Good luck painting without back splash. Even if you're careful, stray droplets will land somewhere. And there's a good chance that somewhere is your hair. But how to wash it out without destroying those lovely locks? The DIY experts at Stack Exchange chime in...
Title image by Sean Gallagher.
We painted recently with a latex/acrylic-based paint and we didn't use plastic hair caps. Now we've got unsightly paint splotches on our hair. After several washes the paint still hasn't faded. It is very noticeable.
Please let me know how I can remove the paint while leaving the hair intact.
Answer: Soak + Fine Comb
This E-How article says that a soak with your normal shampoo, followed by running a fine-tooth comb through the affected area(s), should remove water-based paints including latex acrylic. By fine-tooth, I assume they mean a comb like a pocket or dressing table comb, but you may have more luck with something like a lice comb.
Now, latex paint with VOCs (What is low VOC paint?) may cause other types of discoloration, similar to thinners (which is why you NEVER put paint thinner on your hair; no turpentine, no acetone, no methylated spirits, no nothing).

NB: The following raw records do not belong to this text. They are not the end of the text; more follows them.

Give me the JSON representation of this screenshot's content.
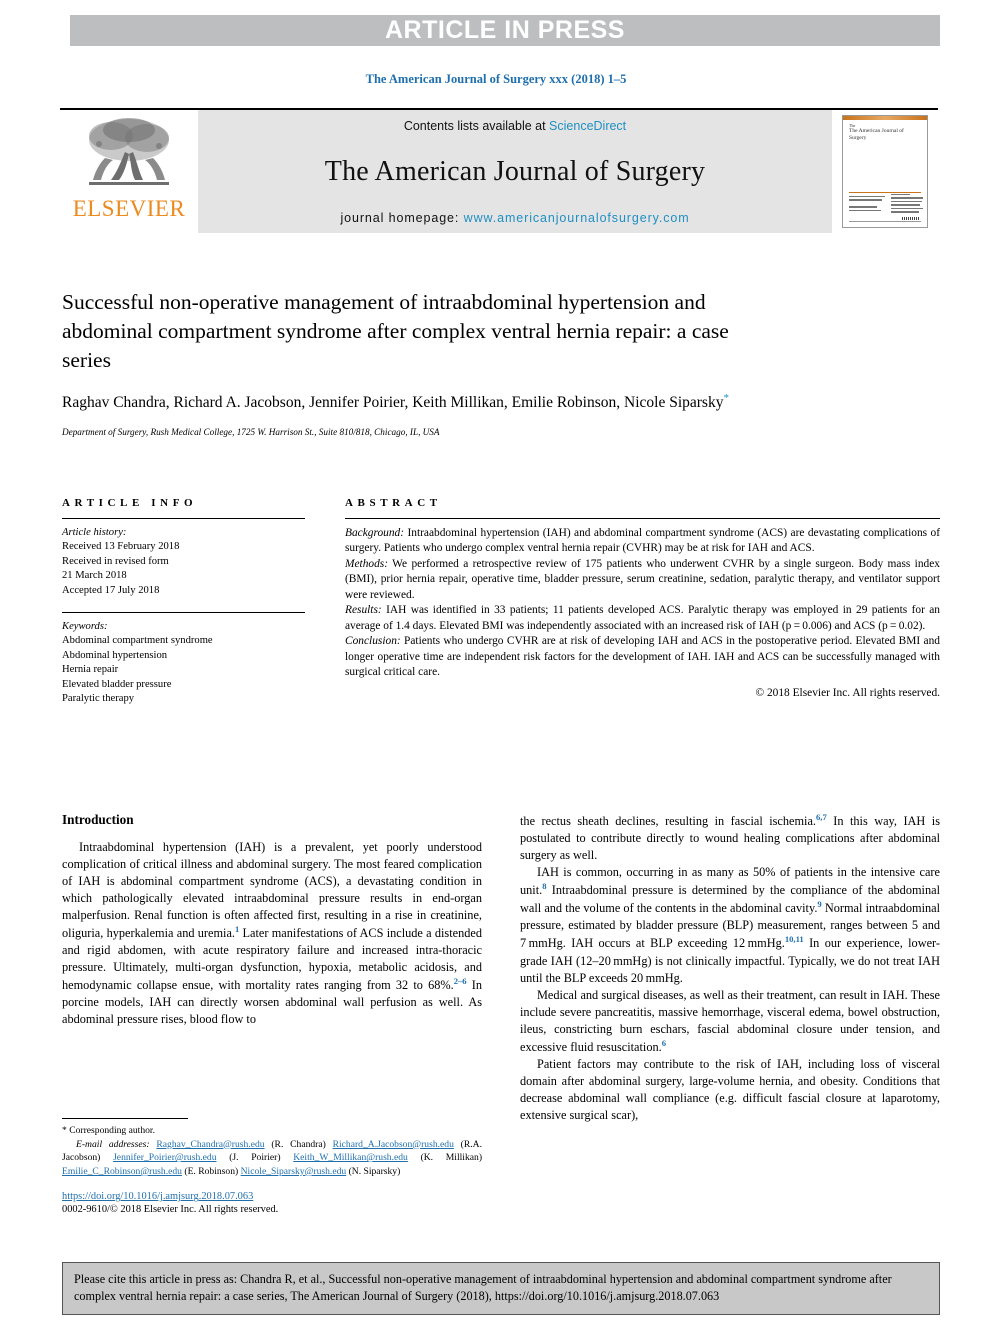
{
  "banner": {
    "text": "ARTICLE IN PRESS",
    "bg_color": "#bdbec0",
    "text_color": "#ffffff"
  },
  "journal_citation": "The American Journal of Surgery xxx (2018) 1–5",
  "masthead": {
    "publisher": "ELSEVIER",
    "contents_prefix": "Contents lists available at ",
    "contents_link": "ScienceDirect",
    "journal_name": "The American Journal of Surgery",
    "homepage_prefix": "journal homepage: ",
    "homepage_url": "www.americanjournalofsurgery.com",
    "cover_title": "The American Journal of Surgery",
    "link_color": "#1f8fc4",
    "publisher_color": "#eb8a1e"
  },
  "article": {
    "title": "Successful non-operative management of intraabdominal hypertension and abdominal compartment syndrome after complex ventral hernia repair: a case series",
    "authors": "Raghav Chandra, Richard A. Jacobson, Jennifer Poirier, Keith Millikan, Emilie Robinson, Nicole Siparsky",
    "corresponding_marker": "*",
    "affiliation": "Department of Surgery, Rush Medical College, 1725 W. Harrison St., Suite 810/818, Chicago, IL, USA"
  },
  "article_info": {
    "heading": "ARTICLE INFO",
    "history_label": "Article history:",
    "history": [
      "Received 13 February 2018",
      "Received in revised form",
      "21 March 2018",
      "Accepted 17 July 2018"
    ],
    "keywords_label": "Keywords:",
    "keywords": [
      "Abdominal compartment syndrome",
      "Abdominal hypertension",
      "Hernia repair",
      "Elevated bladder pressure",
      "Paralytic therapy"
    ]
  },
  "abstract": {
    "heading": "ABSTRACT",
    "sections": [
      {
        "label": "Background:",
        "text": " Intraabdominal hypertension (IAH) and abdominal compartment syndrome (ACS) are devastating complications of surgery. Patients who undergo complex ventral hernia repair (CVHR) may be at risk for IAH and ACS."
      },
      {
        "label": "Methods:",
        "text": " We performed a retrospective review of 175 patients who underwent CVHR by a single surgeon. Body mass index (BMI), prior hernia repair, operative time, bladder pressure, serum creatinine, sedation, paralytic therapy, and ventilator support were reviewed."
      },
      {
        "label": "Results:",
        "text": " IAH was identified in 33 patients; 11 patients developed ACS. Paralytic therapy was employed in 29 patients for an average of 1.4 days. Elevated BMI was independently associated with an increased risk of IAH (p = 0.006) and ACS (p = 0.02)."
      },
      {
        "label": "Conclusion:",
        "text": " Patients who undergo CVHR are at risk of developing IAH and ACS in the postoperative period. Elevated BMI and longer operative time are independent risk factors for the development of IAH. IAH and ACS can be successfully managed with surgical critical care."
      }
    ],
    "copyright": "© 2018 Elsevier Inc. All rights reserved."
  },
  "body": {
    "intro_heading": "Introduction",
    "left_paragraphs": [
      "Intraabdominal hypertension (IAH) is a prevalent, yet poorly understood complication of critical illness and abdominal surgery. The most feared complication of IAH is abdominal compartment syndrome (ACS), a devastating condition in which pathologically elevated intraabdominal pressure results in end-organ malperfusion. Renal function is often affected first, resulting in a rise in creatinine, oliguria, hyperkalemia and uremia.",
      " Later manifestations of ACS include a distended and rigid abdomen, with acute respiratory failure and increased intra-thoracic pressure. Ultimately, multi-organ dysfunction, hypoxia, metabolic acidosis, and hemodynamic collapse ensue, with mortality rates ranging from 32 to 68%.",
      " In porcine models, IAH can directly worsen abdominal wall perfusion as well. As abdominal pressure rises, blood flow to"
    ],
    "left_refs": [
      "1",
      "2–6"
    ],
    "right_paragraphs": [
      {
        "indent": false,
        "runs": [
          {
            "t": "the rectus sheath declines, resulting in fascial ischemia."
          },
          {
            "ref": "6,7"
          },
          {
            "t": " In this way, IAH is postulated to contribute directly to wound healing complications after abdominal surgery as well."
          }
        ]
      },
      {
        "indent": true,
        "runs": [
          {
            "t": "IAH is common, occurring in as many as 50% of patients in the intensive care unit."
          },
          {
            "ref": "8"
          },
          {
            "t": " Intraabdominal pressure is determined by the compliance of the abdominal wall and the volume of the contents in the abdominal cavity."
          },
          {
            "ref": "9"
          },
          {
            "t": " Normal intraabdominal pressure, estimated by bladder pressure (BLP) measurement, ranges between 5 and 7 mmHg. IAH occurs at BLP exceeding 12 mmHg."
          },
          {
            "ref": "10,11"
          },
          {
            "t": " In our experience, lower-grade IAH (12–20 mmHg) is not clinically impactful. Typically, we do not treat IAH until the BLP exceeds 20 mmHg."
          }
        ]
      },
      {
        "indent": true,
        "runs": [
          {
            "t": "Medical and surgical diseases, as well as their treatment, can result in IAH. These include severe pancreatitis, massive hemorrhage, visceral edema, bowel obstruction, ileus, constricting burn eschars, fascial abdominal closure under tension, and excessive fluid resuscitation."
          },
          {
            "ref": "6"
          }
        ]
      },
      {
        "indent": true,
        "runs": [
          {
            "t": "Patient factors may contribute to the risk of IAH, including loss of visceral domain after abdominal surgery, large-volume hernia, and obesity. Conditions that decrease abdominal wall compliance (e.g. difficult fascial closure at laparotomy, extensive surgical scar),"
          }
        ]
      }
    ]
  },
  "footnote": {
    "corresponding": "* Corresponding author.",
    "email_label": "E-mail addresses:",
    "emails": [
      {
        "address": "Raghav_Chandra@rush.edu",
        "person": "(R. Chandra)"
      },
      {
        "address": "Richard_A.Jacobson@rush.edu",
        "person": "(R.A. Jacobson)"
      },
      {
        "address": "Jennifer_Poirier@rush.edu",
        "person": "(J. Poirier)"
      },
      {
        "address": "Keith_W_Millikan@rush.edu",
        "person": "(K. Millikan)"
      },
      {
        "address": "Emilie_C_Robinson@rush.edu",
        "person": "(E. Robinson)"
      },
      {
        "address": "Nicole_Siparsky@rush.edu",
        "person": "(N. Siparsky)"
      }
    ],
    "doi": "https://doi.org/10.1016/j.amjsurg.2018.07.063",
    "issn_copyright": "0002-9610/© 2018 Elsevier Inc. All rights reserved."
  },
  "cite_box": {
    "text": "Please cite this article in press as: Chandra R, et al., Successful non-operative management of intraabdominal hypertension and abdominal compartment syndrome after complex ventral hernia repair: a case series, The American Journal of Surgery (2018), https://doi.org/10.1016/j.amjsurg.2018.07.063",
    "bg_color": "#c8c8c8"
  }
}
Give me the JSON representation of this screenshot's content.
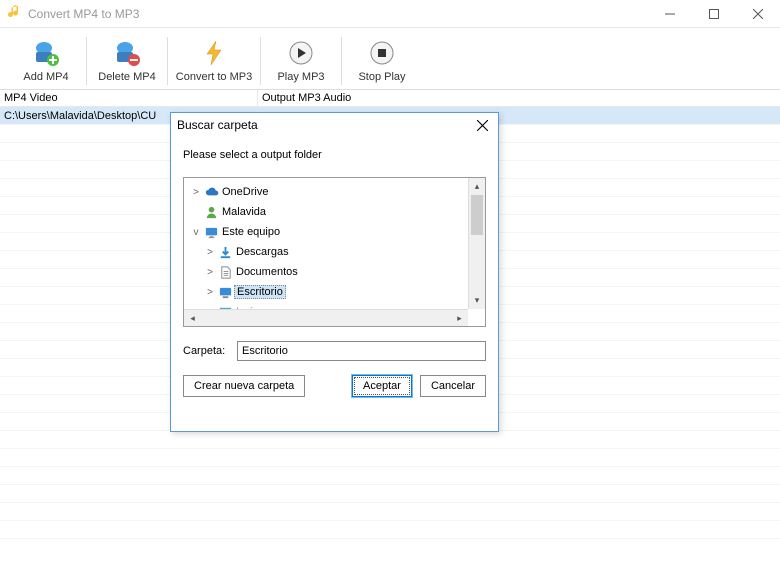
{
  "window": {
    "title": "Convert MP4 to MP3"
  },
  "toolbar": {
    "add": "Add MP4",
    "delete": "Delete MP4",
    "convert": "Convert to MP3",
    "play": "Play MP3",
    "stop": "Stop Play"
  },
  "columns": {
    "left": "MP4 Video",
    "right": "Output MP3 Audio"
  },
  "rows": [
    {
      "path": "C:\\Users\\Malavida\\Desktop\\CU"
    }
  ],
  "dialog": {
    "title": "Buscar carpeta",
    "instruction": "Please select a output folder",
    "tree": [
      {
        "label": "OneDrive",
        "expander": ">",
        "indent": 0,
        "icon": "cloud"
      },
      {
        "label": "Malavida",
        "expander": "",
        "indent": 0,
        "icon": "user"
      },
      {
        "label": "Este equipo",
        "expander": "v",
        "indent": 0,
        "icon": "monitor"
      },
      {
        "label": "Descargas",
        "expander": ">",
        "indent": 1,
        "icon": "download"
      },
      {
        "label": "Documentos",
        "expander": ">",
        "indent": 1,
        "icon": "document"
      },
      {
        "label": "Escritorio",
        "expander": ">",
        "indent": 1,
        "icon": "desktop",
        "selected": true
      },
      {
        "label": "Imágenes",
        "expander": ">",
        "indent": 1,
        "icon": "image",
        "cut": true
      }
    ],
    "folder_label": "Carpeta:",
    "folder_value": "Escritorio",
    "new_folder": "Crear nueva carpeta",
    "accept": "Aceptar",
    "cancel": "Cancelar"
  }
}
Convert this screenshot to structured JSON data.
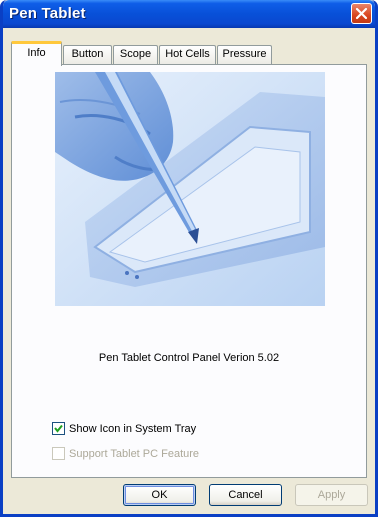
{
  "window": {
    "title": "Pen Tablet"
  },
  "tabs": [
    {
      "label": "Info",
      "active": true
    },
    {
      "label": "Button",
      "active": false
    },
    {
      "label": "Scope",
      "active": false
    },
    {
      "label": "Hot Cells",
      "active": false
    },
    {
      "label": "Pressure",
      "active": false
    }
  ],
  "info": {
    "version_text": "Pen Tablet Control Panel Verion 5.02",
    "show_icon_label": "Show Icon in System Tray",
    "show_icon_checked": true,
    "tablet_pc_label": "Support Tablet PC Feature",
    "tablet_pc_checked": false,
    "tablet_pc_enabled": false
  },
  "buttons": {
    "ok": "OK",
    "cancel": "Cancel",
    "apply": "Apply"
  },
  "colors": {
    "titlebar": "#0a48d0",
    "close": "#d9461f",
    "tab_highlight": "#ffc83c",
    "image_tint": "#a9c6ef"
  },
  "icons": {
    "close": "close-icon",
    "check": "checkmark-icon"
  }
}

Also, certain dyes, like red and orange, will soak into surfaces (even some things you wouldn't consider "porous", like ceramic tile) and become extremely difficult to remove. I dunno what colour you painted the closet or exactly what type of paint you used, but it may not be a layer of actual paint causing the discoloration anymore.
Image: Anthony Easton
Answer: Monkey Around
When this happens to the kids (we let them help when painting) I just pick the paint out of their hair with fingernails while watching TV - they sit still and it's quite 'Gorillas in the Mist.'
It does take a wee while, but it works without the use of any chemicals.
Answer: Olive Oil
I find that olive oil or similar cooking oil usually removes sticky hardened gunk, paint, gum, etc...
Answer: Dish Soap & Toothpaste
Try dish soap and really wet hair. If that doesn't work, you might try using some gritty toothpaste. The dish soap will get between the hair and the latex and help it come off. The toothpaste will act as a mild abrasive and chew up the paint so that it can be washed away.
Answer: Soak (for Hours)
Water dispersion paint (latex/acrylic is one type) is not fully water-resistant — it will get much weaker and softer once you leave it in damp conditions for several hours. (Check out the difference between "latex" and "acrylic" water dispersion paint</a — there is no difference!) So you need to somehow make the hair wet and keep it wet. After a rather long period of time the paint will get weak and break down. At that point, you can try to carefully separate the paint from the hair.
Update from the Asker
We tried several of the solutions here but nothing worked. We had to wait until the hair grew out, and then cut it off. Hair dye would not even cover the paint. I think there were a couple reasons we were unsuccessful (please correct me if I'm wrong):
- We waited too long before trying to clean out the paint.
- The hair was particularly vulnerable because of frequent dye jobs.